When my writing energy faded, I took up my other job: I put on one of Richard’s old denim work shirts and headed out to his shop to rip, sand, and prepare more boards for trim. First I split a pile of fragrant juniper kindling, cleaned the wood stove, and started a fire. Then I fired up the dust-collector and the big table saw, and went to work ripping boards. I worked until the daylight dimmed, stoked the stove so the shop would stay warm overnight, and headed back to the house.

I brushed the sawdust off, put on a coat, cap and gloves, and grabbed my shopping bag. The sun had set, but the sky was still bright, and the peaks edged with pink and gold afterglow. As I walked briskly to the post office, I thought about how many times Richard and I took this same route hand-in-hand, watching the snow on the peaks waxing and waning, the forests on the mountainsides greening up, the aspen leaves turning gold and orange like flames.

Holding hands, even at the end….

This is my second Valentine’s Day without him, and perhaps I should be over missing him by now. But I had the love of my life for almost 29 years, so 14 months isn’t long by comparison. As I walked, I thought about the perseverance of love, even through the wrenching parting of death. And I turned back for home and my final two errands.

I stopped at the big grocery store for avocados and grapefruit, and decided to look at the cut flowers too, and treat myself to what Richard would have bought me. Which is why I left the store with two bunches of flowers: long-stemmed yellow oriental lilies and a mixed bouquet with salal, hydrangeas, yellow chrysanthemum, alstroemeria, and a fat, cheerful Gerber daisy.

I walked across the street to Ploughboy, the local market where I buy most of my groceries (but not avocados or grapefruit, since it sells food produced within 100 miles), and bought milk, eggs, tortilla chips, apples, and a spicy oriental noodle dish from the deli, and then headed home, ready for couch time.

What does my mundane routine have to do with love? Love is what guides my days. Writing about how Richard and I worked to live well with his brain cancer, even with his death, is my way of loving this world. That journey with taught me the truth of Mary Oliver’s words: to live in this world, I had to learn how to love what was mortal, to hold him close, and when the time came to let him go, I let him go.

Richard loved Ghiradelli bittersweet chocolate chips; I used to arrange his daily “dose” into a heart before he ate them.

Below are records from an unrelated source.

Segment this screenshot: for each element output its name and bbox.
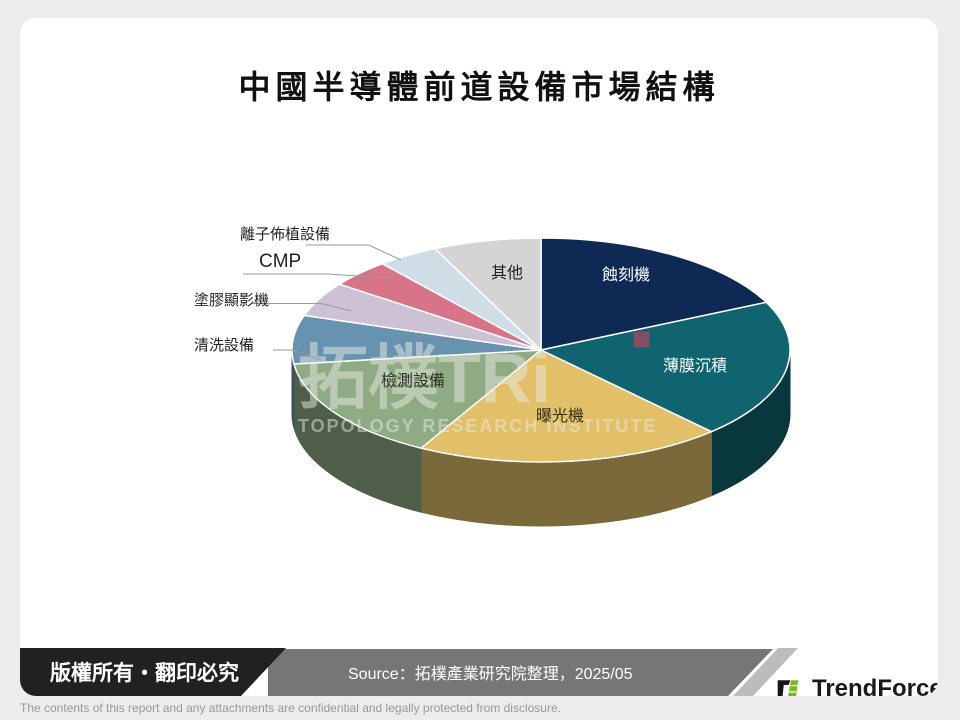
svg-text:版權所有・翻印必究: 版權所有・翻印必究 xyxy=(50,661,239,685)
svg-text:Source：拓樸產業研究院整理，2025/05: Source：拓樸產業研究院整理，2025/05 xyxy=(348,665,633,683)
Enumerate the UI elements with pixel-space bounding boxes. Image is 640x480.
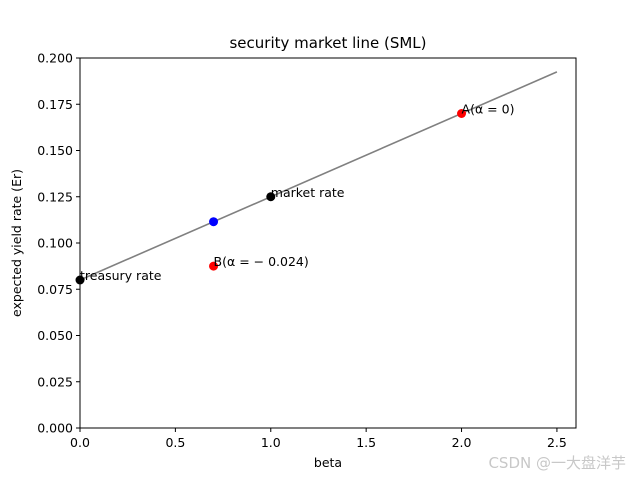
data-point: [75, 275, 85, 285]
annotation-label: market rate: [271, 185, 345, 200]
x-tick-label: 0.0: [70, 435, 90, 450]
y-tick-label: 0.025: [37, 374, 73, 389]
y-tick-label: 0.050: [37, 328, 73, 343]
y-axis-label: expected yield rate (Er): [9, 169, 24, 317]
x-tick-label: 1.5: [356, 435, 376, 450]
y-tick-label: 0.175: [37, 97, 73, 112]
y-tick-label: 0.200: [37, 51, 73, 66]
x-axis-label: beta: [314, 455, 342, 470]
sml-series: [75, 71, 558, 285]
y-tick-label: 0.100: [37, 236, 73, 251]
x-tick-label: 0.5: [165, 435, 185, 450]
x-tick-label: 2.0: [452, 435, 472, 450]
y-tick-label: 0.150: [37, 143, 73, 158]
data-point: [209, 217, 219, 227]
watermark-text: CSDN @一大盘洋芋: [488, 454, 626, 472]
data-point: [457, 109, 467, 118]
y-axis-ticks: 0.000 0.025 0.050 0.075 0.100 0.125 0.150 0.175…: [37, 51, 80, 436]
data-point: [266, 192, 276, 202]
annotation-label: B(α = − 0.024): [214, 254, 309, 269]
y-tick-label: 0.125: [37, 189, 73, 204]
x-tick-label: 1.0: [261, 435, 281, 450]
annotation-label: treasury rate: [80, 268, 162, 283]
y-tick-label: 0.000: [37, 421, 73, 436]
data-point: [209, 261, 219, 271]
annotation-label: A(α = 0): [462, 102, 515, 117]
chart-title: security market line (SML): [229, 34, 426, 52]
sml-line: [79, 71, 558, 281]
point-annotations: treasury rate market rate A(α = 0) B(α = − …: [80, 102, 514, 284]
x-tick-label: 2.5: [547, 435, 567, 450]
x-axis-ticks: 0.0 0.5 1.0 1.5 2.0 2.5: [70, 428, 567, 450]
y-tick-label: 0.075: [37, 282, 73, 297]
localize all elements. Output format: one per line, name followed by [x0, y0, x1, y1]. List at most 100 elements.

Ripping boards for trim and using Richard’s big pneumatic nailer to put them up is love too. I am finishing the house he built with such love and extraordinary creativity. I love this beautiful house and its yard of wildflowers, the sweet guest cottage and Richard’s historic shop, but it’s too much for me. I’m learning to let it go too. But first, I’m continuing Richard’s infusion of creative love as I work.

Both the writing and the carpentry are hard work. They’re also cleansing, restorative, and rejuvenating. They’re teaching me new ways of living in and loving this world. That’s the best work of all.